The Symphonic Band’s concert program will include premieres of “Strange Loops” by Dr. B.J. Brooks, WT professor of theory and composition, and “Lift Up Thine Ears” by Grammy Award-winning composer Michael Daugherty.

Brooks said “Strange Loops” was inspired by a melody that came to him in a dream and quotes from Igor Stravinsky’s “The Firebird,” Frédéric Chopin’s “Winter Wind” and Johann Sebastian Bach’s “All Are Mortal” and Fugue in G Major.

“Lift Up Thine Ears,” a three-movement symphony, is “based on how the human spirit can be uplifted by learning with new ears,” Lefevre said. Each movement is based on a different piece of literature: William Shakespeare’s “Julius Caesar” and its famed monologue including the words “lend me your ears”; Dr. Martin Luther King Jr.’s “Letter from Birmingham Jail,” in which he wrote “it rings in the ear”; and Emily Dickinson’s poem “The Spirit Is the Conscious Ear,” where the power of listening is explored through the spirit and energy of music.

Lefevre had worked with Daughtery before and asked the composer to transcribe his work, originally written for orchestra, for bands.

In addition, Dr. John Shanks, WT assistant professor of music, will perform a trombone solo in “Red Sky” by Anthony Barfield.
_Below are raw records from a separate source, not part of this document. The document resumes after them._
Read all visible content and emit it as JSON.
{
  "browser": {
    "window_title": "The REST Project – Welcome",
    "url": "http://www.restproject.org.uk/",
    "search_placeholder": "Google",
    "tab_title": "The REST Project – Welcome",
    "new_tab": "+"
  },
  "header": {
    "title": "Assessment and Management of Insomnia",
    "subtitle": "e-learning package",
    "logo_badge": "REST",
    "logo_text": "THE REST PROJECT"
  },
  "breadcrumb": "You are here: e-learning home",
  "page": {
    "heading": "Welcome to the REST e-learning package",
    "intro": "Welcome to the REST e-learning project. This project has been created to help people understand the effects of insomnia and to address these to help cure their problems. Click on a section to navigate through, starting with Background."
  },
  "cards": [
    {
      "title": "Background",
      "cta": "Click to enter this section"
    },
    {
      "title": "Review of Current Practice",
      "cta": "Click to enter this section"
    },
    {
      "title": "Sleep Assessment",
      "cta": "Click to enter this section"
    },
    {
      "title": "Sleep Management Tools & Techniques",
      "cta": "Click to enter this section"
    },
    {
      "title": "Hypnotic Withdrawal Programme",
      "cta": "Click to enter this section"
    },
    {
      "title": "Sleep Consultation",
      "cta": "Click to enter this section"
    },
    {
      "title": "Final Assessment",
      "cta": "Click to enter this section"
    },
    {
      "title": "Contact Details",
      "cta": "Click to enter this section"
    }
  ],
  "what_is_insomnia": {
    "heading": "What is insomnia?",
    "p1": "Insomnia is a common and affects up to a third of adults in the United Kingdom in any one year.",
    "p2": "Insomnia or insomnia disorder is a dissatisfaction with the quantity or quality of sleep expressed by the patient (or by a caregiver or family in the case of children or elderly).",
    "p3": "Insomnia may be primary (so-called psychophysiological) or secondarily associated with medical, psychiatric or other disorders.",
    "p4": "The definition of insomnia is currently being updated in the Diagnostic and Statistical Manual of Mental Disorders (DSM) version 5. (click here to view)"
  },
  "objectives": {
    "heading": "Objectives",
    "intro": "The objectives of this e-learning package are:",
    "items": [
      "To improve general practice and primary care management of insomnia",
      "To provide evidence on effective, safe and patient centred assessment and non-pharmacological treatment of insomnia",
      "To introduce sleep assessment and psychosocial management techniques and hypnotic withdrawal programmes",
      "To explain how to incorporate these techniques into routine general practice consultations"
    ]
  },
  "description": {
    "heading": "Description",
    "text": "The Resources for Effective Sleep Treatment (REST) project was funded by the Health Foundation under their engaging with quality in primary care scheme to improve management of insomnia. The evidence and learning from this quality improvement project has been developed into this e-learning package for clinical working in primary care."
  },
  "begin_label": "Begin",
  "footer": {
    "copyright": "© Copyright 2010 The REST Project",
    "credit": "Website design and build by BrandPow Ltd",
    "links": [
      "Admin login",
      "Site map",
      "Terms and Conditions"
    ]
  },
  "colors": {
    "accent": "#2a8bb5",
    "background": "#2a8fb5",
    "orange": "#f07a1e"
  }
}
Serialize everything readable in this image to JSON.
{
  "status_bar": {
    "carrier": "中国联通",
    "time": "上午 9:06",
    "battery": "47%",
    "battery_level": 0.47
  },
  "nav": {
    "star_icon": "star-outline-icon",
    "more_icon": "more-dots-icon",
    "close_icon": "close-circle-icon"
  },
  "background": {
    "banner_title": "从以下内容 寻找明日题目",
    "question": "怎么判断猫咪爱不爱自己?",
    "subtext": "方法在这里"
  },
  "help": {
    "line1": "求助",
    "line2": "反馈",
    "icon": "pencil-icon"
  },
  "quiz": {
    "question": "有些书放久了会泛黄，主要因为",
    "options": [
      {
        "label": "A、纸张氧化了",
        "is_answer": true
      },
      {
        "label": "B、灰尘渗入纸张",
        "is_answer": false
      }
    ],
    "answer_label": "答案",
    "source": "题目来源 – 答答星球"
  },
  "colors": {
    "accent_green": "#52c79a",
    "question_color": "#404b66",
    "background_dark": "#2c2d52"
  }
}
The program also will include “Sacred Spaces” by John Mackey.

Fostering an appreciation of the arts is a key component of the University’s long-range plan, WT 125: From the Panhandle to the World.

That plan is fueled by the historic, $125 million One West comprehensive fundraising campaign. To date, the five-year campaign — which publicly launched in September 2021 — has raised more than $115 million.